15th Jaina Studies Workshop
Date: 22 March 2013 Time: 9:00 AM
Finished: 22 March 2013 Time: 5:00 PM
Venue: Brunei Gallery Room: Brunei Gallery Lecture Theatre
Lecturer:
Abstract:
Late Jain treatises about theory of knowledge essentially deal with the following question: how to gain new knowledge? In the field of argumentation, this task is generally handled by an inference (anumāṇa), the means by which one might gain a piece of knowledge of the form 'x is A' from both knowledge of 'x is B' and knowledge about the relation of universal concomitance (vyāpti) between A and B.
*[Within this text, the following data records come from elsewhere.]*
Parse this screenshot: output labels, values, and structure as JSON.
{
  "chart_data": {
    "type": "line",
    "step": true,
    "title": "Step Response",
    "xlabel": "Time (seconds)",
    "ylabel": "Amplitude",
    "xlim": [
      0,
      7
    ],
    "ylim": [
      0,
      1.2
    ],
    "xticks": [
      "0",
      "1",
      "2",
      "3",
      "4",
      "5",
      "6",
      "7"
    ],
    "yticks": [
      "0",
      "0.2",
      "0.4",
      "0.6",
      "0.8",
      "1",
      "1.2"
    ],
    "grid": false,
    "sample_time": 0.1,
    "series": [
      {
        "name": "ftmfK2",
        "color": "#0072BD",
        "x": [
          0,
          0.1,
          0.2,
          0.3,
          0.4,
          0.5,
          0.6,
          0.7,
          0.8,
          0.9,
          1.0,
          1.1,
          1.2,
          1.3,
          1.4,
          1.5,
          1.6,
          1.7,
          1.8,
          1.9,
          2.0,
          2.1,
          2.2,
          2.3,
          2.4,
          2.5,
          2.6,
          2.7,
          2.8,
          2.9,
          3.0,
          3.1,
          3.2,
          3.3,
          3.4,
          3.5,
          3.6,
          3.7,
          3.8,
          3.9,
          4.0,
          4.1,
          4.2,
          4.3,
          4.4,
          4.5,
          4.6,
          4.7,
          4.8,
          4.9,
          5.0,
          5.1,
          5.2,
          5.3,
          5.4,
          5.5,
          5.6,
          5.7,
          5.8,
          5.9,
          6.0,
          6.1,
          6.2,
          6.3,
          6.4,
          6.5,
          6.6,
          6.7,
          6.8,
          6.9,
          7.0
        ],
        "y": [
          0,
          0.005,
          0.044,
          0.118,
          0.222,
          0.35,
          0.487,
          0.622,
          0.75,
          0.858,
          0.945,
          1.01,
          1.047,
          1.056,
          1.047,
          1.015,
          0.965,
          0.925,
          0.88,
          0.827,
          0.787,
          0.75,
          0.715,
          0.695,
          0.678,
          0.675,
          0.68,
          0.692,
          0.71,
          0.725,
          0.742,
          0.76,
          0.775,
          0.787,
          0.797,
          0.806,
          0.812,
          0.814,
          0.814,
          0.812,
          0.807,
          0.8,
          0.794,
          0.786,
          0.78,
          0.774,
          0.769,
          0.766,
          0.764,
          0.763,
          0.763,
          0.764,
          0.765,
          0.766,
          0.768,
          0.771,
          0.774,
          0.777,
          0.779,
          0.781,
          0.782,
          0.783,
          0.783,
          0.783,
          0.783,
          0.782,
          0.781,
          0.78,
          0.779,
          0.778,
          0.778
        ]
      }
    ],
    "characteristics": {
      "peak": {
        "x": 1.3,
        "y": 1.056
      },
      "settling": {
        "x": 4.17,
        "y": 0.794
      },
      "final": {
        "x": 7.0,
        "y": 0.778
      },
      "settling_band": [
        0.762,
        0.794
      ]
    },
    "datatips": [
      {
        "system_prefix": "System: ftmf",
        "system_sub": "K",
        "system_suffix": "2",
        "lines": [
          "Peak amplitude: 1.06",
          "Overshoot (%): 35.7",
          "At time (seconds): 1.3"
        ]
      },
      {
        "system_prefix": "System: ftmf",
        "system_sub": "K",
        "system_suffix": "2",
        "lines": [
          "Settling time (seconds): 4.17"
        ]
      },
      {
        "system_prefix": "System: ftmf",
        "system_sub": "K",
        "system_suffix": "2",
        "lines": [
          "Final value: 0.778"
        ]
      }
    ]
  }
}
Now, while Buddhist and Naiyāyika theories of inference are well documented, Jain ones still call for further explanations. In his Parīkṣāmukham, Introduction to philosophical investigation, the Digambara master Māṇikyanandi (eight century AD) grants five main types of universal concomitance, namely inherence, co-presence, causality, succession and essence. Since the answer to the question 'given an epistemic situation and a universal concomitance, is one justified to draw an inference?' differs for each type of universal concomitance, Māṇikyanandi offers for each type an extensive picture of the situations from which a correct inference is to be drawn. From a study of Mānikyanandi's text, the objective of this talk is to understand some specificities of late Jain theories of inference and to compare them with Buddhist ones, especially the ones developed in the tradition of Dharmakīrti.